Blind Image Deblurring Using Row-Column Sparse Representations
This addresses a practical problem for imaging devices like cellphone cameras by improving deblurring for large motions, though it appears incremental as it builds on existing sparsity and rank minimization techniques.
The paper tackles blind image deblurring for large motions by proposing BD-RCS, a method that models the kernel-image product as a rank-one matrix and uses row-column sparsity optimization, achieving better results than state-of-the-art methods in linear motion deblurring with quantitative improvements.

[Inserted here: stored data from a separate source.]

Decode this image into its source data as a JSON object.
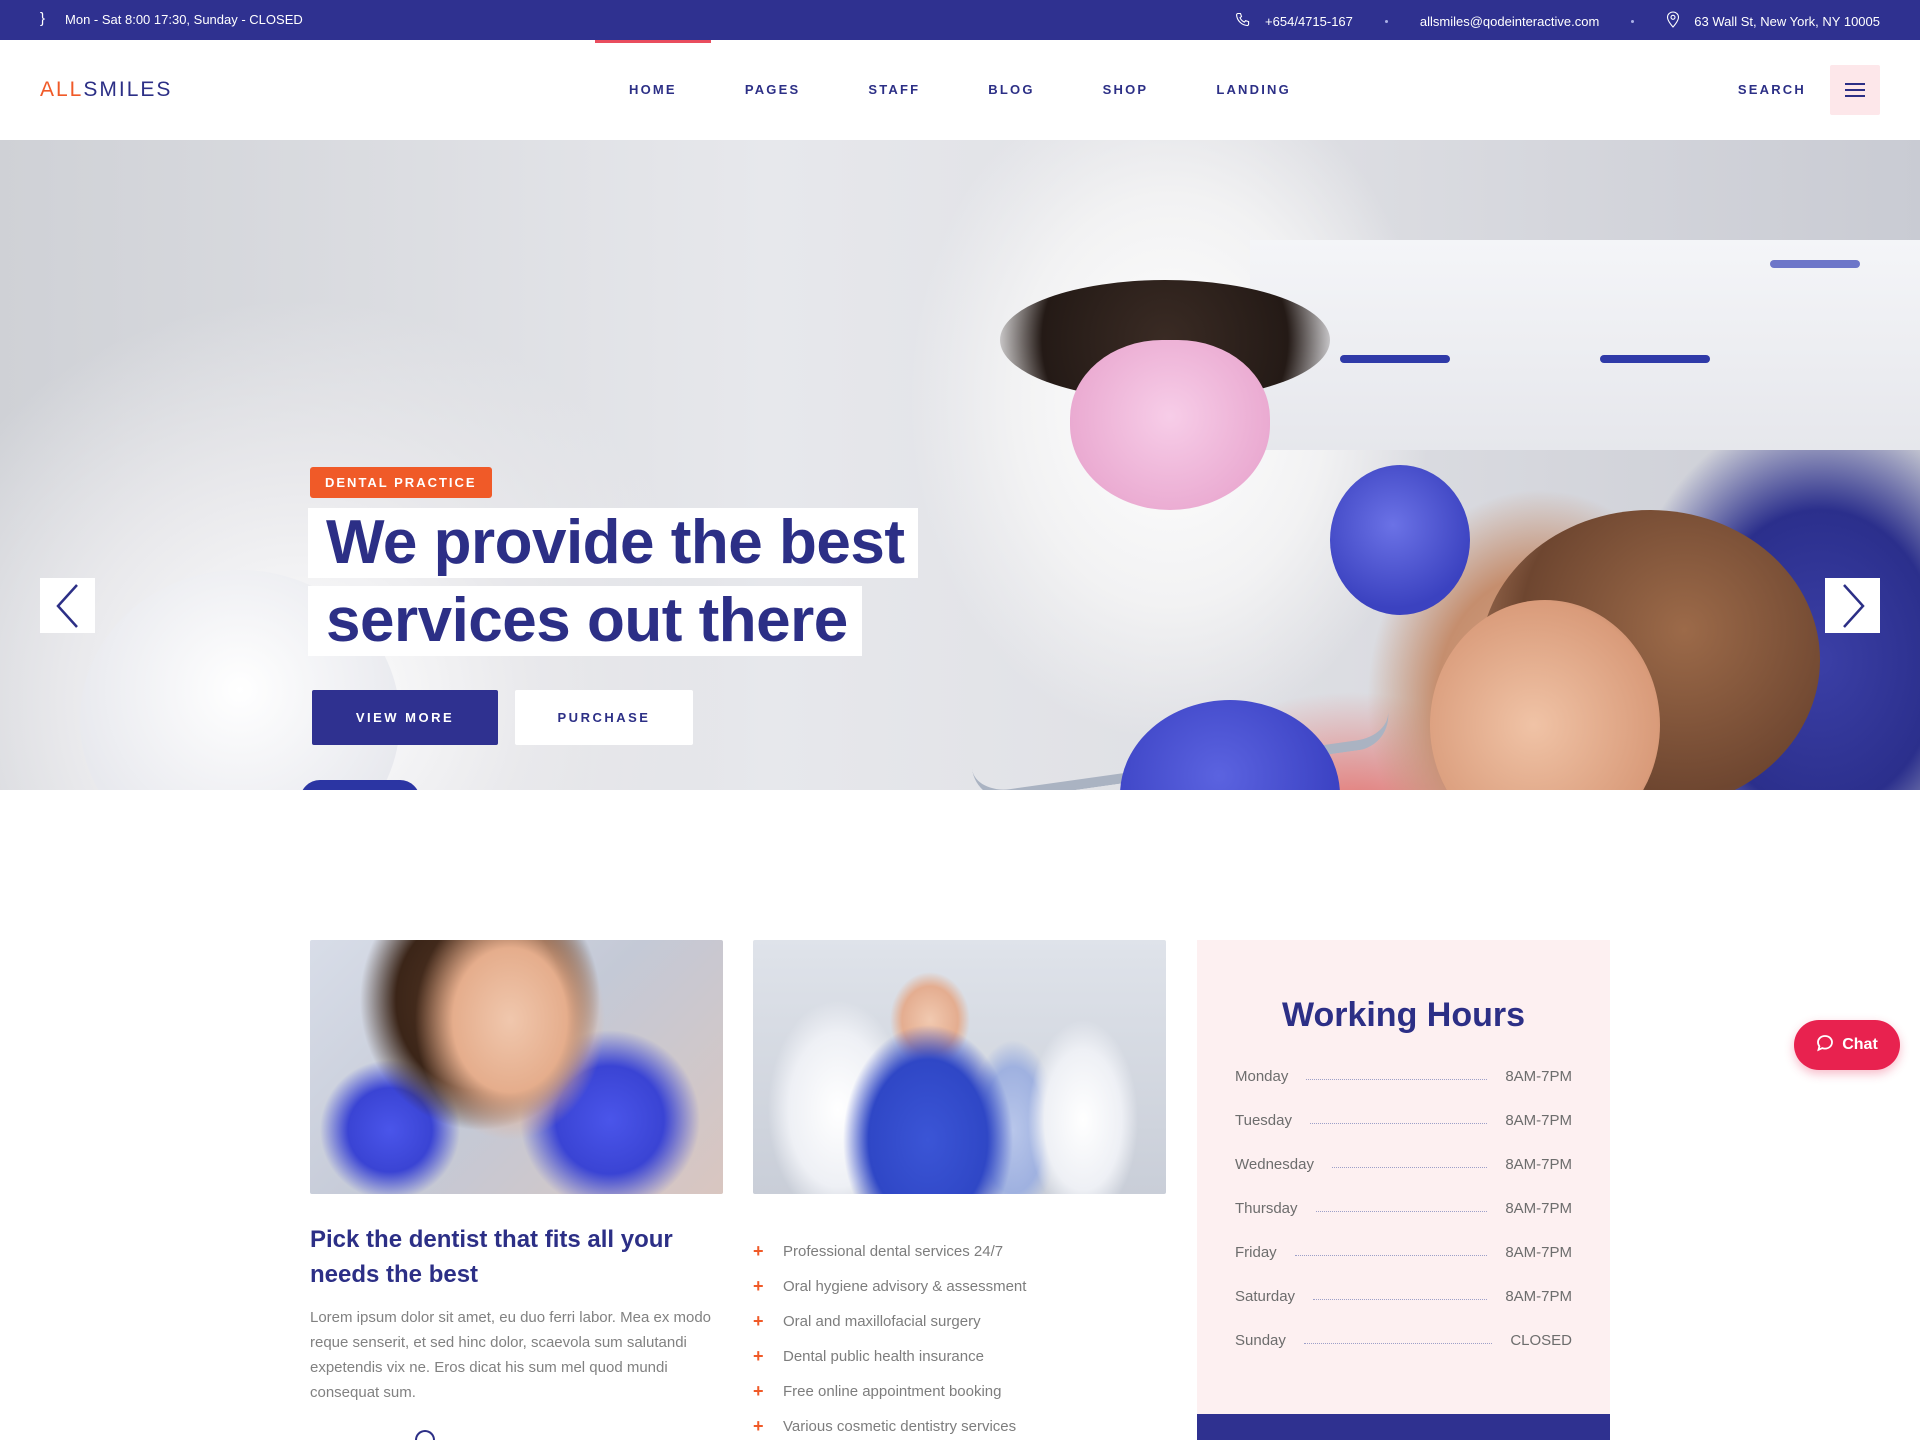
{
  "topbar": {
    "hours": "Mon - Sat 8:00 17:30, Sunday - CLOSED",
    "phone": "+654/4715-167",
    "email": "allsmiles@qodeinteractive.com",
    "address": "63 Wall St, New York, NY 10005"
  },
  "header": {
    "logo_part1": "ALL",
    "logo_part2": "SMILES",
    "nav": [
      "HOME",
      "PAGES",
      "STAFF",
      "BLOG",
      "SHOP",
      "LANDING"
    ],
    "active_nav": "HOME",
    "search_label": "SEARCH"
  },
  "hero": {
    "badge": "DENTAL PRACTICE",
    "title_line1": "We provide the best",
    "title_line2": "services out there",
    "primary_button": "VIEW MORE",
    "secondary_button": "PURCHASE",
    "slide_count": 4,
    "active_slide": 3
  },
  "card1": {
    "title": "Pick the dentist that fits all your needs the best",
    "text": "Lorem ipsum dolor sit amet, eu duo ferri labor. Mea ex modo reque senserit, et sed hinc dolor, scaevola sum salutandi expetendis vix ne. Eros dicat his sum mel quod mundi consequat sum."
  },
  "services": [
    "Professional dental services 24/7",
    "Oral hygiene advisory & assessment",
    "Oral and maxillofacial surgery",
    "Dental public health insurance",
    "Free online appointment booking",
    "Various cosmetic dentistry services"
  ],
  "working_hours": {
    "title": "Working Hours",
    "rows": [
      {
        "day": "Monday",
        "time": "8AM-7PM"
      },
      {
        "day": "Tuesday",
        "time": "8AM-7PM"
      },
      {
        "day": "Wednesday",
        "time": "8AM-7PM"
      },
      {
        "day": "Thursday",
        "time": "8AM-7PM"
      },
      {
        "day": "Friday",
        "time": "8AM-7PM"
      },
      {
        "day": "Saturday",
        "time": "8AM-7PM"
      },
      {
        "day": "Sunday",
        "time": "CLOSED"
      }
    ]
  },
  "chat": {
    "label": "Chat"
  },
  "colors": {
    "brand_navy": "#2f3190",
    "accent_orange": "#f05a28",
    "accent_pink": "#fdf0f1",
    "chat_red": "#e8224f"
  },
  "icons": {
    "phone": "phone-icon",
    "location": "location-pin-icon",
    "menu": "hamburger-menu-icon",
    "prev": "chevron-left-icon",
    "next": "chevron-right-icon",
    "chat": "chat-bubble-icon"
  }
}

Blind image deblurring is a particularly challenging inverse problem where the blur kernel is unknown and must be estimated en route to recover the deblurred image. The problem is of strong practical relevance since many imaging devices such as cellphone cameras, must rely on deblurring algorithms to yield satisfactory image quality. Despite significant research effort, handling large motions remains an open problem. In this paper, we develop a new method called Blind Image Deblurring using Row-Column Sparsity (BD-RCS) to address this issue. Specifically, we model the outer product of kernel and image coefficients in certain transformation domains as a rank-one matrix, and recover it by solving a rank minimization problem. Our central contribution then includes solving {\em two new} optimization problems involving row and column sparsity to automatically determine blur kernel and image support sequentially. The kernel and image can then be recovered through a singular value decomposition (SVD). Experimental results on linear motion deblurring demonstrate that BD-RCS can yield better results than state of the art, particularly when the blur is caused by large motion. This is confirmed both visually and through quantitative measures.